Liquid Chromatograph Mass Spectrometer LC/MS
Liquid Chromatograph Mass Spectrometer LC/MS
Liquid chromatograph mass spectrometer (LC/MS) is, as its name suggests, a device that is a combination of a liquid chromatograph (LC) and a mass spectrometer (MS). The LC/MS is used in a wide range of areas.
A gas chromatograph mass spectrometer (GC/MS) is an analytical instrument for volatile substances. In comparison, the LC/MS is being used as an instrument applicable for a wide range of materials, from volatile substances to refractory substances.
Recently, the trend in chromatograph analysis has been a shift from gas chromatography (GC) to liquid chromatography (LC). The reason is that for volatile substances, a GC can be used, but with refractory substances, the GC cannot be used unless some chemical treatment, such as derivatization, is conducted to make the refractory substance volatile. On the other hand, with LC, the derivatization is not needed, and the target sample area can be much wider than the one used with GC. However, in case of an LC, there are some aspects of the detector that create difficulties, so selection must be made to correspond to the sample and characteristics. But using an MS as a detector offers the potential for greater versatility and improved identification accuracy. In addition, the appearance of interfaces to effectively connect LC and MS, as well as performance improvements have led to a rapidly expanding demand for LC/MS.
LC/MS Interfaces
Since the 1970’s, interfaces for LC/MS have been a subject of intense study, and a variety of methods have been proposed and implemented. Among them are, the belt method, in which the mobile phase from LC is dropped onto a belt, heated and then measured using the electron ionization (EI) method; the spray method, in which the sample is sprayed as a gas aerosol and ionized using the EI method; and a thermo spray method. In late 1980’s, the atmospheric pressure ionization method (API) appeared, and has become widely used. It is the standard LC/MS interface today. While LC can use liquid at atmosphere pressure as the mobile phase, MS requires a high vacuum. The interface which successfully combines the conflicting natures of these is the atmospheric pressure ionization method ”API” method. There are two kinds of ionization method for API, one is Electrospray Ionization (ESI) method, and the other is the Atmospheric Pressure Chemical Ionization (APCI) method.
1) ESI Method
This is an ionization method in which the mobile phase solution is introduced into a capillary and a high voltage is applied between this capillary and the opposing electrode.

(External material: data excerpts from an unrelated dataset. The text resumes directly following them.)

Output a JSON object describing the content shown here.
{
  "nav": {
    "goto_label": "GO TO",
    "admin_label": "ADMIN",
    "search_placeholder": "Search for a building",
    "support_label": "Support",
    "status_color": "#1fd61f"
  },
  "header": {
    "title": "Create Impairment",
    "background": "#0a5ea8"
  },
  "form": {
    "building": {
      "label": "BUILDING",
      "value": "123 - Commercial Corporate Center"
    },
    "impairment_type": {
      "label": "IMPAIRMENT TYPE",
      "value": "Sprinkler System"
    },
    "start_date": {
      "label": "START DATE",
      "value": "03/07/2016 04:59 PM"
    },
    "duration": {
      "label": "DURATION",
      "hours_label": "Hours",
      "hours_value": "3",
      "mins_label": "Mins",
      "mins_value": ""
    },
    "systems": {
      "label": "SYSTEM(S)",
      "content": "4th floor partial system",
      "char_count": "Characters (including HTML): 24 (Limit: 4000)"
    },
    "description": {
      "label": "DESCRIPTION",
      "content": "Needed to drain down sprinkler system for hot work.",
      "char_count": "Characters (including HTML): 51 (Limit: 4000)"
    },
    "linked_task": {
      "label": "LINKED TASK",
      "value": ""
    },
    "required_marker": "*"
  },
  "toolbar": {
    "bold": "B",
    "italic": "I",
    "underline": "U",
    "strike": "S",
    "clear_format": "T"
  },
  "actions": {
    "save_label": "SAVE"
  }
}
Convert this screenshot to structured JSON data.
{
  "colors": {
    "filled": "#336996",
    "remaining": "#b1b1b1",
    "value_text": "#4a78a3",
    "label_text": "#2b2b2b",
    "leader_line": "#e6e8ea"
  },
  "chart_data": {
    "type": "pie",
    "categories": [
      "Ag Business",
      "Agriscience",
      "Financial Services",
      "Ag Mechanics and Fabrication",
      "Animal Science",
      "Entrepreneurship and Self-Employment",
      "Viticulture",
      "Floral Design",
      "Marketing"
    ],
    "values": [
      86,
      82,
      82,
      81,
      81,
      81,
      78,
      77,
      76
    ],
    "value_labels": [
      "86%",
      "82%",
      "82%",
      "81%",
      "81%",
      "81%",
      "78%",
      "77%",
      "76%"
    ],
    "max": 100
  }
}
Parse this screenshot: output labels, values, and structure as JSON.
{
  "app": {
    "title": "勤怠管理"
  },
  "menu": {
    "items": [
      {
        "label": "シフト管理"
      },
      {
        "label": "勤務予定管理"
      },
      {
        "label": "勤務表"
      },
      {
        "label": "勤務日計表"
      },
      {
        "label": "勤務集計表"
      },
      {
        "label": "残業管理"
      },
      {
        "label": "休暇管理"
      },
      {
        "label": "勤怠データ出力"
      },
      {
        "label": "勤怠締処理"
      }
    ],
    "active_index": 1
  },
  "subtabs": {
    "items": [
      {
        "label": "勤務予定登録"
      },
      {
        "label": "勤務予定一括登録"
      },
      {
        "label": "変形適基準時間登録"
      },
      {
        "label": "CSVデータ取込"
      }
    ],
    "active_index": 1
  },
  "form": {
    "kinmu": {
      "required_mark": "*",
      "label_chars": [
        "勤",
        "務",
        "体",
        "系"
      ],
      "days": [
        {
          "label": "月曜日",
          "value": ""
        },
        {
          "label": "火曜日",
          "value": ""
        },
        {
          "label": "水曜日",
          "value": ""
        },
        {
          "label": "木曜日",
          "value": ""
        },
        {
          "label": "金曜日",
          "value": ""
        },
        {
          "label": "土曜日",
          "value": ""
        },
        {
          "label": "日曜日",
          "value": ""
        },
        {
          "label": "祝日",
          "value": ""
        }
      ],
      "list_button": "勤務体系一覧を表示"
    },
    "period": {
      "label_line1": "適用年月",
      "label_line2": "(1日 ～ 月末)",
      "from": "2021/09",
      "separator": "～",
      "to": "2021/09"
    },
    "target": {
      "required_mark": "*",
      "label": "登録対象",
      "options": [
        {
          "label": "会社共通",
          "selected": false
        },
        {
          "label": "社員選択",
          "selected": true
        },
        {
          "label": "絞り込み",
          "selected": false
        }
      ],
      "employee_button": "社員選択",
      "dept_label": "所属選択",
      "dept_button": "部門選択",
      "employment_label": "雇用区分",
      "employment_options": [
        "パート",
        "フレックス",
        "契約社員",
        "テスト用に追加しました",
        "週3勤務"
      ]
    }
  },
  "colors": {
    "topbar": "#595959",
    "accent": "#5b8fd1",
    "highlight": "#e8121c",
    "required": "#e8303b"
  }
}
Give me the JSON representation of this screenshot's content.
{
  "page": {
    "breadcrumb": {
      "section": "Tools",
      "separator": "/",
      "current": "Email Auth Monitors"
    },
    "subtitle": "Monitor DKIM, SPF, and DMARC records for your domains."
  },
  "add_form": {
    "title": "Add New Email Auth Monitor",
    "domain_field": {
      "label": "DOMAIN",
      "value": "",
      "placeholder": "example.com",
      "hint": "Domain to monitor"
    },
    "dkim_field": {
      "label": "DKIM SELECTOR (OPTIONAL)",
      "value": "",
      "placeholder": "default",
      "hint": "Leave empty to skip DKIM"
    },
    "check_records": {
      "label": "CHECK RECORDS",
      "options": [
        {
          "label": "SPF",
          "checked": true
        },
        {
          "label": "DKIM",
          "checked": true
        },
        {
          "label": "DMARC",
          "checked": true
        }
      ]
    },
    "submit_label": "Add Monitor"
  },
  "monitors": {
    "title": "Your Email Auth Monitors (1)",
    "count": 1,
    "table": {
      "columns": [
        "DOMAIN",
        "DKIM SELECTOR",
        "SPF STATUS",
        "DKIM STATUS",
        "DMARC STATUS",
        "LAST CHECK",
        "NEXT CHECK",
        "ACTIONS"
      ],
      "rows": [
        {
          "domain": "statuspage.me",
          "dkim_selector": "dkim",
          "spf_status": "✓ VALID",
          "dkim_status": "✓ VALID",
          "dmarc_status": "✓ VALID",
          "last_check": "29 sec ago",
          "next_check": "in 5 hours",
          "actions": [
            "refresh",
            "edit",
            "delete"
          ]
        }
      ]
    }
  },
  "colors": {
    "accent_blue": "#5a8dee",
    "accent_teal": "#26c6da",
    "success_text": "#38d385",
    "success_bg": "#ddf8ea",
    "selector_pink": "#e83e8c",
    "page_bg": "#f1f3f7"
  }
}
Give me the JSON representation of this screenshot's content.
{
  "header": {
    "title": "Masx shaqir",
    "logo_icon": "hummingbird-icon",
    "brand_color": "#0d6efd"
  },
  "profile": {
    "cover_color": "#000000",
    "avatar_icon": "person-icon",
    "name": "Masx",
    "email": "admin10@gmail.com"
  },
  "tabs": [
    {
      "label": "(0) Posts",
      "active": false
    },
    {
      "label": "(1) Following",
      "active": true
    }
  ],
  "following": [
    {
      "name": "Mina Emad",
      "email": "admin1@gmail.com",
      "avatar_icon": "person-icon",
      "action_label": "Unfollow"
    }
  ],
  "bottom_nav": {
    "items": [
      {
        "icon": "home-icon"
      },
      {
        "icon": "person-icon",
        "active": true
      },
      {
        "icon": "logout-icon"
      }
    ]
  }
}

The feature of this method is that the ionization energy is the smallest among the existing ionization methods. As a result, this is the only ionization method which can obtain the molecular weight information of not only biological polymer samples, but also coordinate bond compounds such as coordination complexes. In addition, when this method is applied to protein, peptide, or nucleic acid, it enables observation as a multivalent ion.
For example, when a compound with a molecular weight of 10,000 is observed as +10-valence ion, the m/z value (mass/charge ratio) of the obtained mass spectrum turns out to be 1,001. The spectrum of a multivalent ion can be obtained as a characteristic spectrum with a distribution, and allows a precise calculation of the molecular weight using a computer.
Multivalent ion spectra of ESI IgG2b antibody (approximately 150,000 MW) and molecular weight calculation results
2) APCI Method
As can be inferred from the name “atmospheric pressure chemical ionization”, this is a method utilizing the mobile phase solvent to fill a similar role as the reagent gas in chemical ionization to measure the molecular ions with added protons and ions with the mobile phase solvent added. The ionization is performed by introducing an aerosol of the sample solution into a corona discharge area. The target samples are compounds with a lower polarity than those suitable for ESI.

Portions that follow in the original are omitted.